Its officially time to put on my nerd hat and start speculating regarding the new Renegade.
Here are a few things that caught my eye that I want to speculate on:
8.7" of ground clearance
Jeep Active Drive Low (20:1 crawl ratio)
Up to 1,500 kg (3,300-lb.) towing capability with MultiJet II diesel engine and 907 kg (2,000-lb.) towing capability with 2.4-liter Tigershark engine, with available tow package
The bad news about the KL Cherokee is a lack of aftermarket lift support, this is due mostly to the lack of camber adjustment on the strut, lower control arm, or hub. The Renegade is built on the 500L platform which, as far as I can tell, uses a double bolt strut mount with camber adjustment. This means so long as the CV angles aren't too severe, lifting is a function of spring height and damper stroke, that's good news as it means that some spring spacers, or top coil spacers can net a cheap and easy 1.5 to 2 inch lift for bigger tires.
I want to bring this up only because it annoys me: Wheel articulation =/= spring travel. The Renegade has a maximum of 8.1 inches of wheel travel in the rear springs (a little less up front) and while its not technically incorrect to label this as articulation, its misleading as most people in the off road world reserves that term to mean the amount of flex a suspension system has on a diagonal, usually measured with a ramp travel index score (RTI) which measures how far up a 20 degree ramp you can go with one wheel before the opposite rear wheel leaves the ground, factoring in wheelbase.
I don't expect the Renegade to do much better as far as articulation than the KL Cherokee, which should be in the low to mid 300's, or...not great. That being said, 8.1 is a lot of travel, which bodes well for soaking up bumps off road and giving a relatively compliant ride.

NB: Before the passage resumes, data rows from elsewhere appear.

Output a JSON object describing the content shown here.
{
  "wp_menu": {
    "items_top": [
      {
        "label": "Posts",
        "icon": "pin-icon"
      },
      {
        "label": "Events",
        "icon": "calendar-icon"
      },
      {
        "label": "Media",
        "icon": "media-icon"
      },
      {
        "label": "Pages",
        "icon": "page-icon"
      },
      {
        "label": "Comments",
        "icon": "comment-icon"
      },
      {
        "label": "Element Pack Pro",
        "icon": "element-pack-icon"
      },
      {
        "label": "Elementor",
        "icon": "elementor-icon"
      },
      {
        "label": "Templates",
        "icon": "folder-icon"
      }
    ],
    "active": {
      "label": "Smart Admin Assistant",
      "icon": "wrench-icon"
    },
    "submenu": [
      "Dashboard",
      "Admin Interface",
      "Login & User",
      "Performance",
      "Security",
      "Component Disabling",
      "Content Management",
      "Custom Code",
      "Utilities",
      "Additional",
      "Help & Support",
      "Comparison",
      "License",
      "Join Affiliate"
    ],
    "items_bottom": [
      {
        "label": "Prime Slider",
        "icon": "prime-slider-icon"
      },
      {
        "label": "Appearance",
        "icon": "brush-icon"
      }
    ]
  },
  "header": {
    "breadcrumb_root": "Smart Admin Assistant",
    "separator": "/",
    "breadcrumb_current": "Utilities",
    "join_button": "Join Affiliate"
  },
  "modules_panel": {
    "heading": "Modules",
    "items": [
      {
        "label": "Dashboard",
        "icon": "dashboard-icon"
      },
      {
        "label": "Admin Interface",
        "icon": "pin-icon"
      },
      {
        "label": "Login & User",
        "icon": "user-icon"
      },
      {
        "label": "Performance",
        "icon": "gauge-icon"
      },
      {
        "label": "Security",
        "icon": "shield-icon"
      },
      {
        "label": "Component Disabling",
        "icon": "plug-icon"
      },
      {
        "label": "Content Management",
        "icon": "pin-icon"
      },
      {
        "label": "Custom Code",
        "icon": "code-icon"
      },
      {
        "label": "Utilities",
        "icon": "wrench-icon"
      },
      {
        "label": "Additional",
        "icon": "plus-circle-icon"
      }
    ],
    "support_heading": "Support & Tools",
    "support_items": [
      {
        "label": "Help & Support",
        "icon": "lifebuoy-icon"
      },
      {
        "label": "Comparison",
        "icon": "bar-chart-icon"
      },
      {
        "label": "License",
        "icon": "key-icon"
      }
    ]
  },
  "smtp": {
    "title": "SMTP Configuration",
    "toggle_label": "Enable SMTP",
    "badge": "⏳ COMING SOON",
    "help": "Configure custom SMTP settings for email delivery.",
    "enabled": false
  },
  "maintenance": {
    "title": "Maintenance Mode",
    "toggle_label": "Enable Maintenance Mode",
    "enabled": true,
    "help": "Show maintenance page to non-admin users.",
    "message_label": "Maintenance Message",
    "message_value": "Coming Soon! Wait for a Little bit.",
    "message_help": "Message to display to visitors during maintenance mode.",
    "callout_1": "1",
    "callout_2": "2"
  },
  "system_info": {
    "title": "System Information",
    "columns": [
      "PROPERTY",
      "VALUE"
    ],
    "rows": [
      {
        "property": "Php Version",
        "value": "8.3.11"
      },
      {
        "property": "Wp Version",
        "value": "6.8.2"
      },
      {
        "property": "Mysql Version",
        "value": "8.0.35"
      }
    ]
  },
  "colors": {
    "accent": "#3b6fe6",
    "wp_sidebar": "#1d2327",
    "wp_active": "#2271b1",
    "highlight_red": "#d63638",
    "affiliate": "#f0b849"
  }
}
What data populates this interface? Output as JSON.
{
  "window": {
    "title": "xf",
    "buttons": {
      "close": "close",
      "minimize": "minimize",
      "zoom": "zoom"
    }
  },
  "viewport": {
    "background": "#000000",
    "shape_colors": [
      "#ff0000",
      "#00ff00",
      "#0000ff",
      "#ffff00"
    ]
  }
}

8.7 Inches ground clearance
In today's world, that's really great. Its the same as a Cherokee trailhawk, and its the same as a Subaru Forester 2.5i which, despite being larger, will be the primary comparison vehicle for those with offroad/softroad ambitions I suspect. 8.7 is plenty for dirt roads, forest service roads and cart track type roads, but its not going to be enough to take into all places that have "4 wheel drive only" signs, not without being very careful at least.
Jeep Active Drive Low (20:1 crawl ratio)
This is an interesting number. Lets explore it a little by considering what "low range" really means. Typically low range refers to a set of reducing gears after the transmission that multiplies the output by a factor, usually in the 2-2.5 range (sometimes as high as 4-5). This means that if you had a 5 speed in high range, you have a 10 speed between high and low range, though like a 21 speed bike you don't actually use them all (you wouldn't, for example go low range 5th speed).
I don't think the Renegade has low range, and here's why.
What I think the low range, in the renegade, is the ZF9HP28's 4.84:1 1st gear, combined with a Trailhawk exclusive 4.13 final drive for a 20:1 1st gear ratio. Its basically the same trick you get with the Patriot's Freedom Drive II which nets you 19:1, you just get a little more because the ZF9HP28 has a greater ratio spread. The Cherokee Trailhawk pulls a similar trick with a lower final drive ratio exclusive to the Trailhawk, but the distinction is that it has another set of gears (2 other sets actually) that further reduce the ratio of all the gears in the box as opposed to just having 1st gear be really low. The Subaru forester also pulls a similar trick with its "X-Mode" but you only end up with a 14.4:1 "crawl" ratio.
The downside is that you really don't get "low range", which means that 2nd gear "low range" is just your normal 1st gear and there is nothing special about it. The upside is that its lighter and easier to do it and you still have 9 real ratios and with the 177 ft-lbs from the tigershark 2.4 that means 3540 ft-lbs of torque multiplication @ 4400 rpm, which isn't bad really. For reference, my FZJ80 land cruisers lowest crawl ratio is 28.9:1, and even with low range I still only have 8 real ratios. 28-30:1 is pretty close to what you get in wranglers without the rockcrawling ratio in the transfer case. Ask hard core Patriot owners (they're out there) about FDII and most of them will tell you its plenty for a light duty machine like this.
When I test drove the Forester XT I was really disappointed that the tow rating had dropped from 2400 lbs to 1500 lbs. According to the salesperson this was because most forester customers weren't towing more than 1000 lbs, and those people only occasional, and I think he's right. 2000 lbs is par for the course in this segment (and actually a little more since this is technically a segment below the Forester/rav4/crv, etc) and so I think its plenty. 2000 lbs its still a lot of camping gear in a light trailer.
I Don't care, and neither should you. I think Jeep did, and is doing, an admirable job expanding their lineup to meet with modern demands while maintaining core Jeep attributes of being better than the industry standard for ruggedness and capability. Nice work Jeep team, you deserve seom credit here.